Il se mit à marcher, à courir presque, autour de la tente. On eût dit une bête fauve qui cherche une issue. Allait-il renoncer à l’œuvre entreprise ? Frêle obstacle qui s’opposait au torrent, allait-il être vaincu à son tour ? Ah ! avec quelle joie il aurait donné sa propre vie ! Il en eut l’intuition profonde. Et il comprit, pour ainsi dire physiquement, le sacrifice de ceux qui vont à la mort en souriant, quand une grande idée les exalte.
Mais en quoi la mort eût-elle arrangé les choses ? Il fallait parler, et parler contre Suzanne supplice infiniment plus atroce que de mourir – ou bien se résigner. Ceci ou cela, il n’y avait pas d’autre alternative.
Il allait et venait, comme harcelé par le feu qui le dévorait.

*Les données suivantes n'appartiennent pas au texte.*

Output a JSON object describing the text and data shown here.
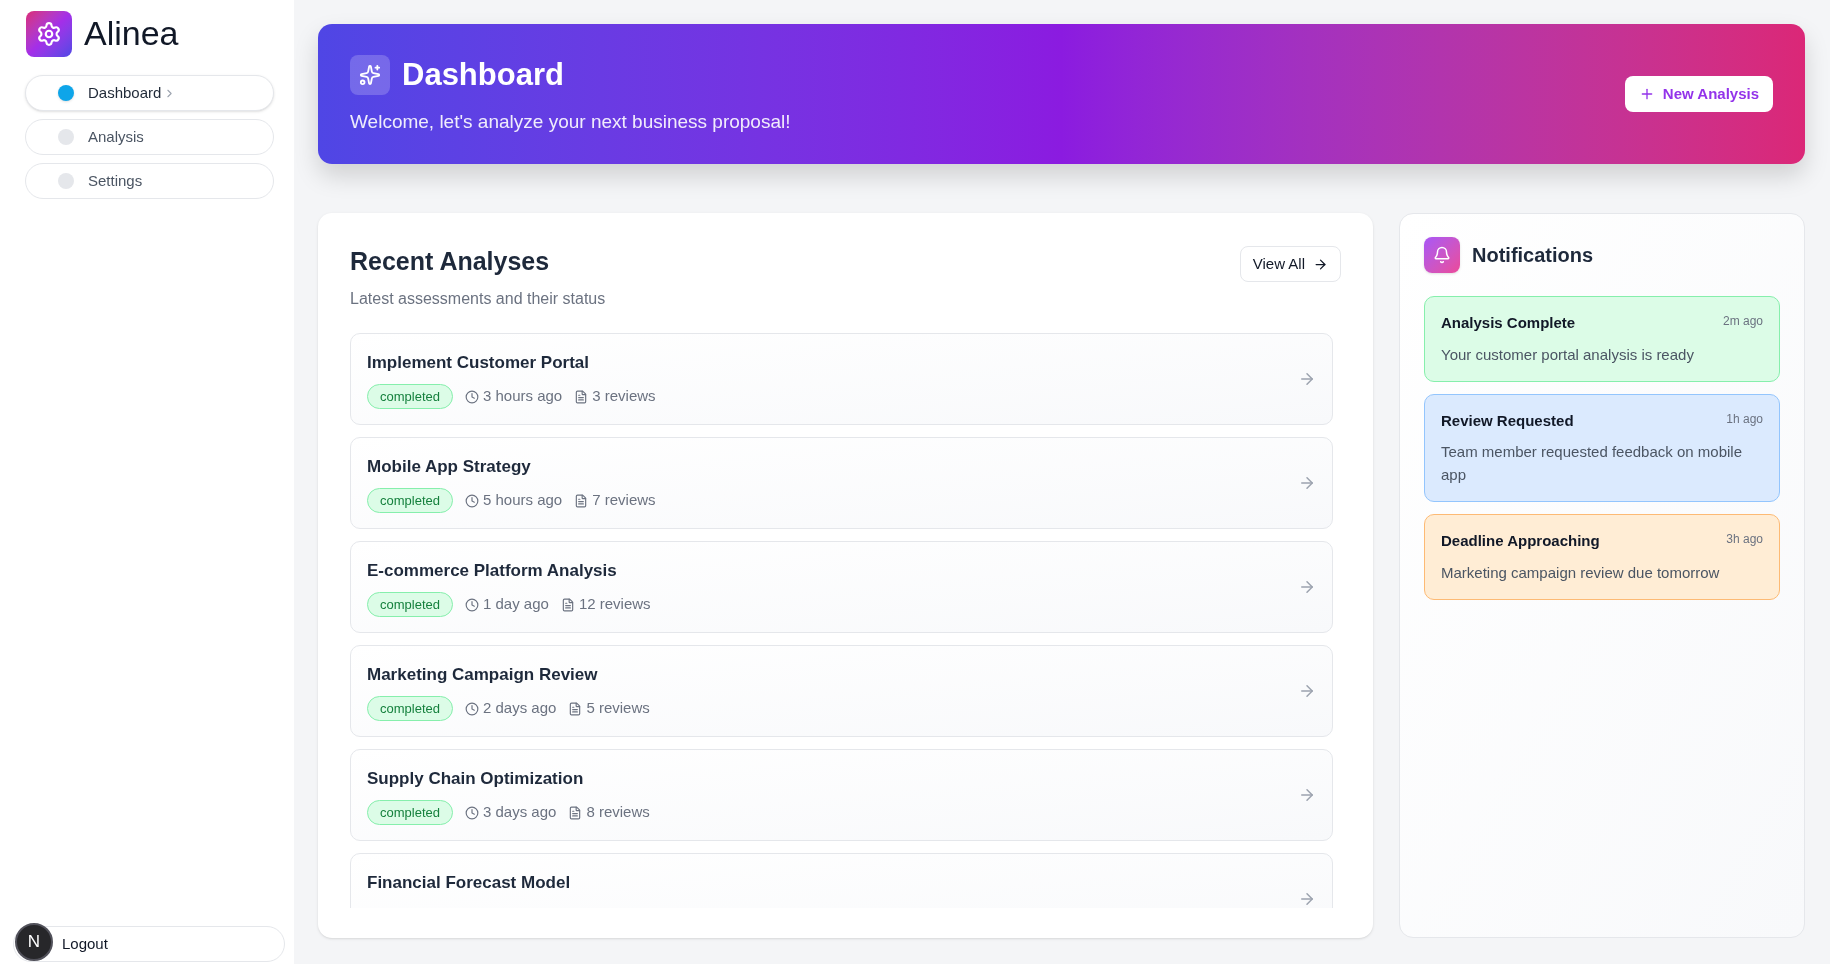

Devait-il se précipiter aux genoux de Marthe et lui demander grâce, ou bien joindre les mains devant Le Corbier ? Il ne savait pas. Son cerveau éclatait. Et il avait l’impression désolante que tous ses efforts étaient vains et se retournaient contre lui-même.
Il s’arrêta et dit :
– Monsieur le ministre, votre opinion seule importe, et cette opinion je veux tenter l’impossible pour qu’elle soit conforme à la réalité des faits. Je suis prêt à tout, monsieur le ministre… à une condition cependant, c’est que notre entretien sera secret.